For various reasons, this has been a season of emptying. God scrapes away parts of me I consider essential, I reach a raw state of surrender, then find that all he removed was actually dead weight and not part of his creation. I've added bits here and there over the years... time-tested ideas about myself and about life that are actually lies when I examine them directly.

I begin to see that complete emptying has to happen before a vessel can be filled to serve its true purpose. There is no room for any volume of good if it happens to get mixed with the mud of my pride here, controlling over there, etc.

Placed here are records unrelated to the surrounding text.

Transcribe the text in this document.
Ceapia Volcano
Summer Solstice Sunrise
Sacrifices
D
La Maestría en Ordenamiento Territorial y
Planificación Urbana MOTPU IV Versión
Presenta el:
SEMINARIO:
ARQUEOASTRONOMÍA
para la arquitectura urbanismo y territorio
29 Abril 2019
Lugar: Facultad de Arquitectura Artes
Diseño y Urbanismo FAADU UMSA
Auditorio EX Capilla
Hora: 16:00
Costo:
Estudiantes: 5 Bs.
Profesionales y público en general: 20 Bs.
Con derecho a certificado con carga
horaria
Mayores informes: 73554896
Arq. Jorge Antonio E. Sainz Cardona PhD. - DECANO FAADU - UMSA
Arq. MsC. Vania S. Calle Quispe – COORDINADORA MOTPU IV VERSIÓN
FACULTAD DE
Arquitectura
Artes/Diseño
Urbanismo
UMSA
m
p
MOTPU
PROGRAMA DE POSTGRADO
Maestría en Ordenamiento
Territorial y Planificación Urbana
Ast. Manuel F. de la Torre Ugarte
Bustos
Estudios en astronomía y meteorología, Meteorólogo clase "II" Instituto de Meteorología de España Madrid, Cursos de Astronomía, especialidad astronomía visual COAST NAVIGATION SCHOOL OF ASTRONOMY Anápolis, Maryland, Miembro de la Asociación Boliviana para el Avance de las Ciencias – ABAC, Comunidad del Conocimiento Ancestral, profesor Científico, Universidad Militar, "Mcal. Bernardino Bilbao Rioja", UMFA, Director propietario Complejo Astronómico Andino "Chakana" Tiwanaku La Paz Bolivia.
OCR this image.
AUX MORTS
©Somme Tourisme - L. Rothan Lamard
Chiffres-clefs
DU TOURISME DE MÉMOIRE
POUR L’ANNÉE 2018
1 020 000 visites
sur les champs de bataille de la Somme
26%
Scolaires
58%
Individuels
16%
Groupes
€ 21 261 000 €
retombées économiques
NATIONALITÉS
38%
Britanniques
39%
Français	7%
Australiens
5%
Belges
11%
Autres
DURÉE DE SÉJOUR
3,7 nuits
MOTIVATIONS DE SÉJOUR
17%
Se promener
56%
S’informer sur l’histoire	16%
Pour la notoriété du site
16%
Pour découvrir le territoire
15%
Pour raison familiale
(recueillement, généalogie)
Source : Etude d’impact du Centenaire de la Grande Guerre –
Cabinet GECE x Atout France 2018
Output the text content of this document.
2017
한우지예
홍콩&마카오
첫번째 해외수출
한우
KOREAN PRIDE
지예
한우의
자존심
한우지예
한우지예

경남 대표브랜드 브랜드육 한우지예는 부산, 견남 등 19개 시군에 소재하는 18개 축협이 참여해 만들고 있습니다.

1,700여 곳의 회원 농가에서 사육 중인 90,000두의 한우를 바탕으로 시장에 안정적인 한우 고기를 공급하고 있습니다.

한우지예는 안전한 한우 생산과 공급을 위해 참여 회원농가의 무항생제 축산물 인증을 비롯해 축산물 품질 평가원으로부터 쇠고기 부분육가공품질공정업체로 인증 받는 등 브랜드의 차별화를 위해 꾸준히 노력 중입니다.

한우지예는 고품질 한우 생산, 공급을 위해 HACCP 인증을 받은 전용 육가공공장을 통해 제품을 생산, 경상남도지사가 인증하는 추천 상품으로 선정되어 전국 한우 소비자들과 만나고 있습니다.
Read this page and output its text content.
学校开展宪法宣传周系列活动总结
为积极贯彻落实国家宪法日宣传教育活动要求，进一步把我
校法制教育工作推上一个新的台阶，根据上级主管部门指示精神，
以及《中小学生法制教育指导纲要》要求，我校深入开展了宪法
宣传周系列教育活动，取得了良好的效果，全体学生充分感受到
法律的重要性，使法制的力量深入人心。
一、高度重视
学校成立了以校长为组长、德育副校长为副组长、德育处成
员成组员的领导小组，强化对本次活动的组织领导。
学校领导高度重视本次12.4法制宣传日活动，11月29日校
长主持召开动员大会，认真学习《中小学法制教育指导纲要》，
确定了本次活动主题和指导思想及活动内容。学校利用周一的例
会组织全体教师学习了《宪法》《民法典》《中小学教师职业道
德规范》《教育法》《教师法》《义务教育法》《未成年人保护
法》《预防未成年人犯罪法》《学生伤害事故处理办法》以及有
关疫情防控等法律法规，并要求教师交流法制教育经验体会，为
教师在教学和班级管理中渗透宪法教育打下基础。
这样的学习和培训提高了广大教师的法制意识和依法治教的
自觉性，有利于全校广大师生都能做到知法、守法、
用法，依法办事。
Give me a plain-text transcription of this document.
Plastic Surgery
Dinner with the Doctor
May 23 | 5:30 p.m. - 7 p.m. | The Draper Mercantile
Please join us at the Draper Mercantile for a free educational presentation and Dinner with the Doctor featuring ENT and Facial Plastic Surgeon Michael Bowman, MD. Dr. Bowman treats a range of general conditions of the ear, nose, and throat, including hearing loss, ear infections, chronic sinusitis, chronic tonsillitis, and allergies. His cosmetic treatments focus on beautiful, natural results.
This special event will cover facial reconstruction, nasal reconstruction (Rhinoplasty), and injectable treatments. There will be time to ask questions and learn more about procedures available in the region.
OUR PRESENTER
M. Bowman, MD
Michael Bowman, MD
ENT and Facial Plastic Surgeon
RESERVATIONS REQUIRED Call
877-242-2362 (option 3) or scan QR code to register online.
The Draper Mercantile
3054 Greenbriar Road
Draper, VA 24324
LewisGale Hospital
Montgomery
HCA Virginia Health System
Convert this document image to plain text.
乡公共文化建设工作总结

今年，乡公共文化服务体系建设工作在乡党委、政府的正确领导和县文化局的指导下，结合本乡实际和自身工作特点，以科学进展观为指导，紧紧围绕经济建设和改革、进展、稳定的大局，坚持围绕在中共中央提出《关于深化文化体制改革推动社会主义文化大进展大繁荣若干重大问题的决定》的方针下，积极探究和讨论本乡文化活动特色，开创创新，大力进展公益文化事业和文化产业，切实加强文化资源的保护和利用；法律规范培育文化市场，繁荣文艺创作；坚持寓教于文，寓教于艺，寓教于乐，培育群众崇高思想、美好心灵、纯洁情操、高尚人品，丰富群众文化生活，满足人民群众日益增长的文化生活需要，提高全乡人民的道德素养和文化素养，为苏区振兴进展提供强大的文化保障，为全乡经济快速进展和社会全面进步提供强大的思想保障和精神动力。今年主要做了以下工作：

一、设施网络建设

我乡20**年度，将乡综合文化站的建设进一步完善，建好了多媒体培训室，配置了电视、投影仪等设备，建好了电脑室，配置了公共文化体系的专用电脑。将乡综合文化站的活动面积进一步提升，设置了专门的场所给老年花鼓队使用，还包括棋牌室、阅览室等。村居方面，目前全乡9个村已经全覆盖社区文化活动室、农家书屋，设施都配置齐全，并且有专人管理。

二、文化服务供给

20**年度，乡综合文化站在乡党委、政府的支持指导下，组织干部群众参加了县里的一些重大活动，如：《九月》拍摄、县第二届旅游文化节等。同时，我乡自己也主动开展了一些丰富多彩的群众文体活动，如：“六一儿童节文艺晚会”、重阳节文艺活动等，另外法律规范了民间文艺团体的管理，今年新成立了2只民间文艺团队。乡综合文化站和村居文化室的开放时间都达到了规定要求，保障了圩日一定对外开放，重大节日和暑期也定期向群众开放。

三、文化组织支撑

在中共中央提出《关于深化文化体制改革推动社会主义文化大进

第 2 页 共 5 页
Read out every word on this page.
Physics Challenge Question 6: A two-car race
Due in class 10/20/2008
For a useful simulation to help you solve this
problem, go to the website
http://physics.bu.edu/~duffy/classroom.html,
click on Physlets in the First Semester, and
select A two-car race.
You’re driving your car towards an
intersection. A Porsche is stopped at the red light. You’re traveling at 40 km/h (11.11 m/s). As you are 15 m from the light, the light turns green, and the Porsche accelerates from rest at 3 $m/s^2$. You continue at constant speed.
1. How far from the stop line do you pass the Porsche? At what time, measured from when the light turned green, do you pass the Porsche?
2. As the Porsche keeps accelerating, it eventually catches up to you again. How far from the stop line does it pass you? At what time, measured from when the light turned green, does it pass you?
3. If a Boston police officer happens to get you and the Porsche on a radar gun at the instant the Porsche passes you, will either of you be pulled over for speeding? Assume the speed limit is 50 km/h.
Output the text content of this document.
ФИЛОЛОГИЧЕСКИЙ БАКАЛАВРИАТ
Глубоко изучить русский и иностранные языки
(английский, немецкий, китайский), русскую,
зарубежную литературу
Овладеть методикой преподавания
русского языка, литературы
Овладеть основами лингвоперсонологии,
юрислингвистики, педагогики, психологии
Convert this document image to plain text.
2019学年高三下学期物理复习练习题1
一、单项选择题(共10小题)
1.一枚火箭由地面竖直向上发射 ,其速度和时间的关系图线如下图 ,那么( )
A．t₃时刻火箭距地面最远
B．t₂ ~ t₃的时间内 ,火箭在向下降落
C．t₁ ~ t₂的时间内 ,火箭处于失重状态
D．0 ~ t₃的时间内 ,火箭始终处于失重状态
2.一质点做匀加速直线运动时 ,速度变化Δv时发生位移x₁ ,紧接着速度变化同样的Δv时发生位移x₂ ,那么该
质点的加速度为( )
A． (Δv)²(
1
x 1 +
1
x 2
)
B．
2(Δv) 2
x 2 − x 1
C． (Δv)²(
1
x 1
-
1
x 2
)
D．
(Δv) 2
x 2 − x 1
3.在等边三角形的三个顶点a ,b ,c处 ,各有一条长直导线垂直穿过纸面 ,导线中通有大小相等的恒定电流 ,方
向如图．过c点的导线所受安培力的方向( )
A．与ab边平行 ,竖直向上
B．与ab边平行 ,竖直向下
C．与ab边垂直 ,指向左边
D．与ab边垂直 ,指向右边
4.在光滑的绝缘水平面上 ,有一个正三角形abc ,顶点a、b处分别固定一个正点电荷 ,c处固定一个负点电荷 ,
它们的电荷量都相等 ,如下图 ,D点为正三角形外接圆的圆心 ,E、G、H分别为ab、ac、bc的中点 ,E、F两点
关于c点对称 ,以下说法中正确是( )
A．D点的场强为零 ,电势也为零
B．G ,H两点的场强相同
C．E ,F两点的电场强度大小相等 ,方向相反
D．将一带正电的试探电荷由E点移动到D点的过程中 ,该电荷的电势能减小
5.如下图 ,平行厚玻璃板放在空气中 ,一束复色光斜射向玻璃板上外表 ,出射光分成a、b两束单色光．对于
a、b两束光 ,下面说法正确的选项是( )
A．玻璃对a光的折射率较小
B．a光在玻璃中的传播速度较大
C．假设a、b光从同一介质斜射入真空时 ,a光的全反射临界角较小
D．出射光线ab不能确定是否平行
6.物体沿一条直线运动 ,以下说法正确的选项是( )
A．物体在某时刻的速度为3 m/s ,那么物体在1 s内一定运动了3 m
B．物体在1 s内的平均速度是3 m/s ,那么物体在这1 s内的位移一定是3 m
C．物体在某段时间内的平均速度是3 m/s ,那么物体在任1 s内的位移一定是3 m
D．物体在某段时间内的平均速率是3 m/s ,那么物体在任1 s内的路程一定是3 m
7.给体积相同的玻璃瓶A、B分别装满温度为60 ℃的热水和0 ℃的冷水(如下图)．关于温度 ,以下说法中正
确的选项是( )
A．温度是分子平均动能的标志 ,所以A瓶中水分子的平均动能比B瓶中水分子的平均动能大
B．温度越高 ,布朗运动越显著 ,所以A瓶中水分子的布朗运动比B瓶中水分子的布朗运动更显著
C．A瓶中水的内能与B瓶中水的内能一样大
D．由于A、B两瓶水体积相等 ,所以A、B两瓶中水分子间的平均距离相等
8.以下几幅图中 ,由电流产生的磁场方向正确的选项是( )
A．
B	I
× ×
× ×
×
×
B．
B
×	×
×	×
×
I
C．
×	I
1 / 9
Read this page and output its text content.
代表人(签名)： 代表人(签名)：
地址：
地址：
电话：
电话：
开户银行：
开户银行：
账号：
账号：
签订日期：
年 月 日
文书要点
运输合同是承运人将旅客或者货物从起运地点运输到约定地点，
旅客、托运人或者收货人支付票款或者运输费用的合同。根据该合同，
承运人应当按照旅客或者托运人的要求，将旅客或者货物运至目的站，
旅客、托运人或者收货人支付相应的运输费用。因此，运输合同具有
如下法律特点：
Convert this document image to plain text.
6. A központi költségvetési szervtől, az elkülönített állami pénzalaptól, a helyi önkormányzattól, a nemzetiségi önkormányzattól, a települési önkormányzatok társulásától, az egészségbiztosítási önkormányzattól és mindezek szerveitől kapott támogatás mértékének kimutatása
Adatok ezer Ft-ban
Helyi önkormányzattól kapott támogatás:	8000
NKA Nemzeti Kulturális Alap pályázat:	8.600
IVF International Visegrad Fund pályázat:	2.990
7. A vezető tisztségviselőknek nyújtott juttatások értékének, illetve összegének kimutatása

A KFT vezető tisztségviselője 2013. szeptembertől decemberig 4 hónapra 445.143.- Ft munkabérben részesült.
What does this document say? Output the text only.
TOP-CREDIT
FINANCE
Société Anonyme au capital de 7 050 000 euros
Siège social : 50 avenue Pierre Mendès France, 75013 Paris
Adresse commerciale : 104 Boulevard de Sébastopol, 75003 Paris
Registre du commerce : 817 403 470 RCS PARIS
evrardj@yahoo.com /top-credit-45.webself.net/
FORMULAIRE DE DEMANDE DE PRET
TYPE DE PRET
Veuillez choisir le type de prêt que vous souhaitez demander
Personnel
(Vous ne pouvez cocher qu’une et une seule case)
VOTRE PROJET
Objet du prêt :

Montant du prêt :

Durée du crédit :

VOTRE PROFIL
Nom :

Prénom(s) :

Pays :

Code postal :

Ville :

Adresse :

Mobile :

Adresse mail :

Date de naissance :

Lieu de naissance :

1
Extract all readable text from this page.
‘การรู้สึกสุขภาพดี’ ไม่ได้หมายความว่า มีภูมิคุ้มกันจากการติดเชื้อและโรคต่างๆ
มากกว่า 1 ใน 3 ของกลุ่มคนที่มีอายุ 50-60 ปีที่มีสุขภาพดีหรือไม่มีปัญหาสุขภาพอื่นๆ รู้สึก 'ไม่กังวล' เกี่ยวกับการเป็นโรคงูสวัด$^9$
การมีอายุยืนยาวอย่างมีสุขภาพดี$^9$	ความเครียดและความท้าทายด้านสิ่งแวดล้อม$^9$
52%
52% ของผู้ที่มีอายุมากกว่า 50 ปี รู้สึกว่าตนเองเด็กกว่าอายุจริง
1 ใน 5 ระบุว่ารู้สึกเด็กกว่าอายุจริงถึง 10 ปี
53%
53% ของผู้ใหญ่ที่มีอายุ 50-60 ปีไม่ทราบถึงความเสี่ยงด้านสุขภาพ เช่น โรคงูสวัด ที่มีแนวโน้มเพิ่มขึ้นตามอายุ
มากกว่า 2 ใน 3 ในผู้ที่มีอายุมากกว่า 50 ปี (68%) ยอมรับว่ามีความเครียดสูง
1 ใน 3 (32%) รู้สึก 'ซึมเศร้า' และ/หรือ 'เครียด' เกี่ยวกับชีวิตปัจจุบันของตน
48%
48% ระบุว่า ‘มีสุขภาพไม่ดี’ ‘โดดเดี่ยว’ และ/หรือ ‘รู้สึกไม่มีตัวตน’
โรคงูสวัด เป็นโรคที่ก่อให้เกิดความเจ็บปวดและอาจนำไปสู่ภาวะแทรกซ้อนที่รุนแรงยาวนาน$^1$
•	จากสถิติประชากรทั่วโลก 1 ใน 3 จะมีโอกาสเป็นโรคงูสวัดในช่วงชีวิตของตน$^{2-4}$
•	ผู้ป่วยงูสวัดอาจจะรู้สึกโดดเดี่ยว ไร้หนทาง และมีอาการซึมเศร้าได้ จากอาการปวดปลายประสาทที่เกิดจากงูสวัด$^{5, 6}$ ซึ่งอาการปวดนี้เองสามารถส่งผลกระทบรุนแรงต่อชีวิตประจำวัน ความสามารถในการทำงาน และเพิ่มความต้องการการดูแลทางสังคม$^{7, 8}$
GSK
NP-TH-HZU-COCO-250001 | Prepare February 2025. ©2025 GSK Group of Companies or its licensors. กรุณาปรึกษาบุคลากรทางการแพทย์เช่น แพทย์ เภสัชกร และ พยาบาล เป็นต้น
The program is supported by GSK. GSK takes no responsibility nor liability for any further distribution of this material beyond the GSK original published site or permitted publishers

Emptying the pot is only the first step. Once emptied, the pot must be examined for cracks that I've repaired with wax -- injuries and hurts I tried to mend myself so that my life would appear to be whole. When heat comes, those clumsy repairs will quickly dissolve and reveal the underlying brokenness. Only the potter can mend a shattered vessel, because only he builds with truth. His mending is visible; shattering turns into scars -- but the pot is at least useful again. Once the pot is sincere (from the Latin sin cera, or "without wax"), it can be filled to the brim and put through incredible heat without being damaged or even marred.

I dislike the emptying. I loathe the heat that reveals my waxy mends. It isn't fun to find that patches you put in years ago are actually worthless. I'm beginning to see, though, that it isn't a matter of me liking the painful process, but wanting -- truly wanting -- to be filled at some point and serve my purpose.